This is a fun little matching service built using Keras, TensorFlow, scikit-learn and OpenCV. OpenCV is used for Haar cascade face region identification for matching, the training data is pre-cropped faces. The cropped faces are fed into VGG16 with the dense classification layers removed. The resulting flattened convolutional vector has principal component analysis applied to reduce the space, the result of which is fed to a linear support vector machine classifier to obtain class identification.
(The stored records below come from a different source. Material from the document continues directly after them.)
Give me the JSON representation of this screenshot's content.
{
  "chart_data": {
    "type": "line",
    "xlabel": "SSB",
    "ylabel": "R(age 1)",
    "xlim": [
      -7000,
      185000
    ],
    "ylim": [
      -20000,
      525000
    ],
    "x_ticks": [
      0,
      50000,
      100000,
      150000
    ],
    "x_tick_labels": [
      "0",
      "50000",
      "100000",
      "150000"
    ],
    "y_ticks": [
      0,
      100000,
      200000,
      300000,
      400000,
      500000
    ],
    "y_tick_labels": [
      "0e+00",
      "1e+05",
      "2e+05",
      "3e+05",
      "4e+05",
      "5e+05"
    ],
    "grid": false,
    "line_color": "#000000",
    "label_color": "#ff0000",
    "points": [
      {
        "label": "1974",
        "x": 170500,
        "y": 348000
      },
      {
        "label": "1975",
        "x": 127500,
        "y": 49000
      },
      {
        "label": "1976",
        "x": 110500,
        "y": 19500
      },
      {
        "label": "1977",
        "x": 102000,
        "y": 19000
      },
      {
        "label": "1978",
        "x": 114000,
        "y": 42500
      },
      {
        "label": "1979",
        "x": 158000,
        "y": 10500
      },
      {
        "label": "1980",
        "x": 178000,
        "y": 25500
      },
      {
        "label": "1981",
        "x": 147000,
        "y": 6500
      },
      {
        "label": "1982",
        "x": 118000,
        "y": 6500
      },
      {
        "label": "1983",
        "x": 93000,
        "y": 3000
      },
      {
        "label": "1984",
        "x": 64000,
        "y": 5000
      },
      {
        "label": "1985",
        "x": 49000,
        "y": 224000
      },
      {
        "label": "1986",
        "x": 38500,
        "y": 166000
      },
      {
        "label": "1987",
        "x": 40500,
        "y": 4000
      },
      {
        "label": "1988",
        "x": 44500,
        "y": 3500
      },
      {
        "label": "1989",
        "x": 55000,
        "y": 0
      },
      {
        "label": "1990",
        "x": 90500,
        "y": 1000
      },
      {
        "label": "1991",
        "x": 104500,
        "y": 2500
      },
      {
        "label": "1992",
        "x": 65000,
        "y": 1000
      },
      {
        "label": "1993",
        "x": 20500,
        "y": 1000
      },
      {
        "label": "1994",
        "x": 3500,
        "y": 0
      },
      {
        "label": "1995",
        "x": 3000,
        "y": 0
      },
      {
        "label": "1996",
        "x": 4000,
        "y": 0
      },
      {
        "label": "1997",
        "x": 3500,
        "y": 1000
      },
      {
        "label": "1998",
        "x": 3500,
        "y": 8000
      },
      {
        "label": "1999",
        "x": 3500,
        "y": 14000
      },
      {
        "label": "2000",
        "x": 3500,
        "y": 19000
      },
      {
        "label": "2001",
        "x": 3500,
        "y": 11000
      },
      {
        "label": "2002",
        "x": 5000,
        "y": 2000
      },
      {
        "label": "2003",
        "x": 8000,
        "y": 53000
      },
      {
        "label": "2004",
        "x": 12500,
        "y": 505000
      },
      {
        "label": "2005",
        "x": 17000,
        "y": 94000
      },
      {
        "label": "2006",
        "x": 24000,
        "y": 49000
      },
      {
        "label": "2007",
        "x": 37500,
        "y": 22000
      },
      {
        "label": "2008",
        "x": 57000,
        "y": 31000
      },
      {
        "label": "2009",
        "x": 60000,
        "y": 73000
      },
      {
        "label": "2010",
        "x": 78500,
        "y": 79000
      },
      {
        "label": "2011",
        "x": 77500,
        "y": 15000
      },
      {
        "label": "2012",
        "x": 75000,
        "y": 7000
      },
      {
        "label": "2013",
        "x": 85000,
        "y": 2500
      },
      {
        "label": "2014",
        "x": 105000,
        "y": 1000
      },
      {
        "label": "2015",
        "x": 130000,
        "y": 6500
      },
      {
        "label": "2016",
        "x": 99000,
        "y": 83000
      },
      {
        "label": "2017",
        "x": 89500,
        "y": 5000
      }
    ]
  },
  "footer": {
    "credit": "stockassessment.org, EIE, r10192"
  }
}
What you do is drop some training data in /data/train
using a common name with numeric suffix for the repeats
of a given class. These will all be mapped to the
non-numeric part of the file name as a label. You can feed
a generic catch-all class like none
for a wide range of
images that do not match a particular class. The reason for
doing the PCA before the classifier is to reduce the
dimensionality of the VGG16 vector to something more meaningful
to the classifier. This makes a huge difference when there
is a catch-all class (as opposed to forcing only defined
classes).
When the app first runs, it will notice a lack of the
pre-computed model and build one from the files present. Next
time it runs it will simply use the existing classifier. Both
the classifier and decomposition model are stored in the
/models
directory. Just delete it if you want to refresh
the classifier model with new data.
To perform a match, you just send an image by POST
to
the service. It will only attempt a face match if there is
one face detected. All other cases either lack the requesite
data or are ambiguous. In this case an error message is
presented, otherwise a match is attempted. The class is
returned in this case, which can be one of the specifically
defined classes or the catch-all class.
Here are some examples based on the data that this comes with:
curl -X POST -F 'image=@data/test/norton.jpg' http://localhost:5000/match
curl -X POST -F 'image=@data/test/hopkins.jpg' http://localhost:5000/match
curl -X POST -F 'image=@data/test/cruise.jpg' http://localhost:5000/match
curl -X POST -F 'image=@data/test/roberts.jpg' http://localhost:5000/match
curl -X POST -F 'image=@data/test/brady.jpg' http://localhost:5000/match
Given the training data, the Edward Norton and Anthony Hopkins matches
should return the proper class, whereas Tom Cruise and Julia Roberts
should return the none
class.